The FCC has announced its intent to release some 150MHz of bandwidth at 3.5 GHz. They state:
The Federal Communications Commission today took steps to provide more spectrum for general consumer use, carrier-grade small cell deployments, fixed wireless broadband services, and other innovative uses, through the creation of a new Citizens Broadband Radio Service. The Commission proposed rules for the Citizens Broadband Radio Service in a Further Notice of Proposed Rulemaking that advances the Commission’s efforts to meet the growing demand for spectrum by proposing to make 150 megahertz available in the 3.5 GHz Band. The FNPRM proposes innovative spectrum sharing techniques to unlock the value of the spectrum between 3550 MHz and 3650 MHz, and seeks comment on extending the proposed service to 3700 MHz. Specifically, the FNPRM proposes a three-tiered access and sharing model comprised of federal and non-federal incumbents, priority access licensees, and general authorized access users. Together, the proposals seek to promote flexibility and innovation by leveraging advancements in technology to facilitate sharing between different users and uses, including incumbent government uses.

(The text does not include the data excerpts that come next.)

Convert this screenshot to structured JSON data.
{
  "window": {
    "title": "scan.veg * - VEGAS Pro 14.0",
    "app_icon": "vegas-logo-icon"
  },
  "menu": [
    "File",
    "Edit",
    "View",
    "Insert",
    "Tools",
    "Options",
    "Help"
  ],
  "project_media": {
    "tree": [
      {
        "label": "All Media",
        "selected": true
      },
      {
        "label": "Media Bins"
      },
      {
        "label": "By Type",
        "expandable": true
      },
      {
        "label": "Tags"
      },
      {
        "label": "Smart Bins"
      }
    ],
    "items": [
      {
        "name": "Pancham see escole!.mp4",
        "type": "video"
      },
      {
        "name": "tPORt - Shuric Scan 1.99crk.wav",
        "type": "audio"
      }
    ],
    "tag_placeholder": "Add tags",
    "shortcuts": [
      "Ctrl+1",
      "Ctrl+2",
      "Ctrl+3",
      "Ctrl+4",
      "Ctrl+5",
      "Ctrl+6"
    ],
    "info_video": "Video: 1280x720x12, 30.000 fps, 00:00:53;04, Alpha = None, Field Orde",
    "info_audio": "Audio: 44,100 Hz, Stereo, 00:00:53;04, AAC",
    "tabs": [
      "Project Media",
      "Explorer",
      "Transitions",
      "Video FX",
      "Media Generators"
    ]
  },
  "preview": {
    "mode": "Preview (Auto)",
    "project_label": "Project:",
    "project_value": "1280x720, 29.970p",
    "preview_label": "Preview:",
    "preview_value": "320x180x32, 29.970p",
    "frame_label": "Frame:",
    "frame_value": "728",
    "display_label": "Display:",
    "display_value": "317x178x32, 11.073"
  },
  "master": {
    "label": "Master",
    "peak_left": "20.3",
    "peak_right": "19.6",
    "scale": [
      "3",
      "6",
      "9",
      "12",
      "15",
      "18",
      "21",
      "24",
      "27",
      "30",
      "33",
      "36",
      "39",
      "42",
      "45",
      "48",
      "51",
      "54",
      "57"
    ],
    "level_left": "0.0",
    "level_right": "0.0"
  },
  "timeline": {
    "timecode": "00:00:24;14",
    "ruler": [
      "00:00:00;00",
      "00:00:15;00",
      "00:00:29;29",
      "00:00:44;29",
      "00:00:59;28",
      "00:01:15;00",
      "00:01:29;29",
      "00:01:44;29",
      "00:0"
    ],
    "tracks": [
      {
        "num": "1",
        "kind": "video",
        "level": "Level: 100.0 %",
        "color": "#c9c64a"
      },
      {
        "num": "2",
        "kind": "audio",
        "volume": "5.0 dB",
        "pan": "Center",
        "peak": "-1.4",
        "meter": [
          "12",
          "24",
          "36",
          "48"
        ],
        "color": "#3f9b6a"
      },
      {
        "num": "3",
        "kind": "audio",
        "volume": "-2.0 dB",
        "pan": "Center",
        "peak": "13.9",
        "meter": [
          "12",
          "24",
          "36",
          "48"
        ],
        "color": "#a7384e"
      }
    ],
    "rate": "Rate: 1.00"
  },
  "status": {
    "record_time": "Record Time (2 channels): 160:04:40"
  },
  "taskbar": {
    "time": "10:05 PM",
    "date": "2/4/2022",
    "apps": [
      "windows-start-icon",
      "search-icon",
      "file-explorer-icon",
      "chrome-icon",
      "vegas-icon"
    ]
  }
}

This may represent a significant opportunity for drastic expansions of broadband. Using MIMO and OFDM alone means well in excess of 1 Gbps capabilities. The only weakness is that propagation at 3.5GHz is line of sight.

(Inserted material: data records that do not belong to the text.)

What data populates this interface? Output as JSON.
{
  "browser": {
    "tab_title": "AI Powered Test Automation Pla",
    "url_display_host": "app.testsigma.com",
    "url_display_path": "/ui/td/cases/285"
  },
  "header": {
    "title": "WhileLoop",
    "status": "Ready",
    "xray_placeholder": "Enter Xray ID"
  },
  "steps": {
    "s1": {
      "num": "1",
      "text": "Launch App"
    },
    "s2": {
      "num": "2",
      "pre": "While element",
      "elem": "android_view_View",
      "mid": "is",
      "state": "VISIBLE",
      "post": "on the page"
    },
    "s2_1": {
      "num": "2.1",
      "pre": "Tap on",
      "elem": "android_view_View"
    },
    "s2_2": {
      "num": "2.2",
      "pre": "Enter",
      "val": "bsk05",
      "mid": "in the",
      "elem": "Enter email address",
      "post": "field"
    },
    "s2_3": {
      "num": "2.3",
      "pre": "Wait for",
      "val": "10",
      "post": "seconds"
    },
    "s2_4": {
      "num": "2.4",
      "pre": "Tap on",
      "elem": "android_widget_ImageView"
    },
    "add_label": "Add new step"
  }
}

This proposal is a result of a PCAST Report. The Report proposes (also see dailywireless piece on this):
Today’s spectrum users are in three categories: Federal users, licensed commercial users, and unlicensed commercial users. The proposed system will add three new categories. The first is Federal Primary Access, for legacy Federal users that share their spectrum on a first priority basis with other Federal users or commercial users. Conflict is managed by registering spectrum usage in a database. Secondary Access users are Federal or commercial users that have the next priority to shared Federal spectrum. Applications that require higher power and better quality of service than today’s unlicensed devices will benefit from this category, although a fee may be required to access this spectrum. The third category, General Authorized Access, has the lowest priority, and supports less critical low power applications such as meter reading or entertainment.
We have proposed a more robust real time approach almost a decade ago when examining Software Defined Radios and had held discussions with FCC members at the time.
In fact our proposal allowed for real time adaptive spectrum management in a real time bidding approach. The bidding approach also mimicked a Bitcoin payment system. It is good to see that some of these ideas have some legs, albeit very slowly. Then again it is the FCC after all.